Recovery from ARDS requires reabsorption of the pulmonary oedema and enabling of the epithelial structures to rest and recover [33]. Distribution of pulmonary oedema in ARDS is not homogeneous. The injured lung is therefore widely inhomogeneous in its response to mechanical ventilation or recruitment even during lung protective ventilation [34, 35]. This can result in increased cyclic stretch and strain of the lung tissue, which is associated with vascular permeability and inflammation. Patients suffering from a high-grade AFC impairment in early ARDS have significantly higher mortality rates [4]. The present model implies a sustained effect of the TIP peptide on the initial alveolar flooding, which, in the absence of recruitment or PEEP [18], is consistent with a resolution of oedema fluid. Hence, an early enhancement of the alveolar fluid clearance may not only reduce the lung water content but also lead to more homogenous lung tissue. This could positively affect distribution of mechanical ventilation and stress within the lung tissue.

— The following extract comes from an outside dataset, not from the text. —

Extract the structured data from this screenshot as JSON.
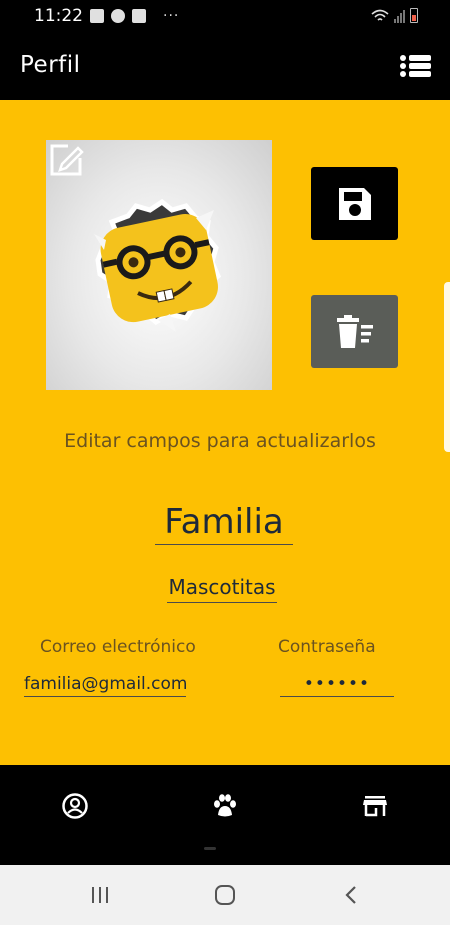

TIP peptide inhalation currently lacks an established dose-effect correlation in vivo. Therefore, we extrapolated the applied dosages of 1 mg kg^-1 from previous small animal and ex vivo models (approximately 0.5 mg kg^-1, [10, 11]). Subsequently, this dosage was effective in a previous placebo-controlled porcine study [14]. Accordingly we passed on an additional placebo group that would merely repeat this previous work without an impact on this study’s two hypotheses. However, we performed a post-hoc comparison of the present study’s EVLWI data to this previous control group. The W/D ratio was calculated in a previously reported manner without correction for pulmonary blood content in exsanguinated pigs [22], which should though primarily reflect alveolar oedema [36]. The majority of the TIP peptide’s effect occurred within three hours after application. A persisting influence of the TIP peptide upon intrapulmonary inflammation was assumed in a recent study [11]. Accumulation of neutrophil granulocytes and generation of reactive oxygen species were significantly attenuated by a TIP peptide [11, 13]. Potential anti-inflammatory effects were not analysed, but may be equalized by the ongoing mechanical stress resulting from an injurious ventilation mode. Altogether, the present study was designed to characterise acute effects in a relatively mild ARDS and not to provide long-term outcome data, which rather is the domain of early clinical studies.